Because I didn't want to run a physical cable across the floor, I grabbed a Raspberry Pi 4 I had lying around. The Pi's job was simple in theory: act as a wireless bridge between the switch and my workstation. 

Here is what the topology actually ended up looking like:

#+begin_example
[ Phone ] ──(USB)── [ LoqArch ] ──(WiFi)── [ Pi 4 AP ] ──(ETH)── [ Switch ] ──(ETH)── [ 3x Talos Nodes ]
#+end_example

To make this work, the Pi couldn't just be a standard client. I configured it to run =hostapd= and broadcast its own 5GHz access point, alongside =dnsmasq= to handle DHCP and DNS for the cluster. Using =systemd-networkd=, I bridged the Pi's =wlan0= and =eth0= interfaces together into a single =br0= interface. 

So the switch plugs into the Pi via Ethernet, and LoqArch connects to the Pi's WiFi network via its =wlp8s0= interface. 

* Evolving Gnet for the LAN

This physical workaround meant =gnet= couldn't just be a simple script anymore.
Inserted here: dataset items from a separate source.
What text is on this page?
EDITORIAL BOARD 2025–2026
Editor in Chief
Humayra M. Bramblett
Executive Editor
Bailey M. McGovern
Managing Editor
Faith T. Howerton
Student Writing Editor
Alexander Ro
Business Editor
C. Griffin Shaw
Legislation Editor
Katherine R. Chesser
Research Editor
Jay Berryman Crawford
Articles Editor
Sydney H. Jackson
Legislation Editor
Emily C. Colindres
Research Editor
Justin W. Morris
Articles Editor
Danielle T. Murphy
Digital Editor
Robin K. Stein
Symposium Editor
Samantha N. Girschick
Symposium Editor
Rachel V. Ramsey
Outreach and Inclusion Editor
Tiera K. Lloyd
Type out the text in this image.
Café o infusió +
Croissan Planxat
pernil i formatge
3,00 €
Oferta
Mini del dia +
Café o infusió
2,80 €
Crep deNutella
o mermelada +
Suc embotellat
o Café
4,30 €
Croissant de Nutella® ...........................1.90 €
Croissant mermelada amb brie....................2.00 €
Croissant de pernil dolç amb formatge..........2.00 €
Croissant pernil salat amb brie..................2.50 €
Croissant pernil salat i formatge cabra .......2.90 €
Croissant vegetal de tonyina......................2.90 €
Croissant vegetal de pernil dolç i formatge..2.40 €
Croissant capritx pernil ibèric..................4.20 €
It wasn't just tunneling my local Arch browser traffic; it now had to act as the gateway for an entire local network. 

I had to add interface detection and LAN sharing to the script. 

#+begin_src bash
_gnet_lan_iface() {
    [[ -n "$GNET_LAN_IFACE" ]] && { echo "$GNET_LAN_IFACE"; return; }
    local wan; wan=$(_gnet_wan_iface)
    ip -o link show | awk -F': ' '{print $2}' \
        | grep -E '^(wlan|wlp)' | grep -v "^${wan}$" | head -1
}
#+end_src

With the LAN interface identified (in my case, the WiFi connection to the Pi), I updated the =_iptables_up= function. The magic happens in the =PREROUTING= chain. When a Talos node asks for an internet resource, the packet hits the Pi, crosses the wireless bridge to LoqArch, and gets immediately caught by iptables:

#+begin_src bash
# Catch traffic arriving from the LAN and shove it into the redsocks tunnel
sudo iptables -t nat -A PREROUTING -i "$LAN" -p tcp -j REDSOCKS
sudo iptables -t nat -A POSTROUTING -o "$WAN" -j MASQUERADE
sudo iptables -A FORWARD -i "$LAN" -j ACCEPT
sudo iptables -A FORWARD -o "$LAN" -m state --state RELATED,ESTABLISHED -j ACCEPT
sudo sysctl -w net.ipv4.ip_forward=1 >/dev/null
#+end_src

This pretty much solved the physical cable problem. Every TCP packet from the Kubernetes cluster was now being transparently intercepted by my Arch machine, converted to SOCKS5 via =redsocks=, shoved through an SSH tunnel into Termux, and sent out over the cellular network. 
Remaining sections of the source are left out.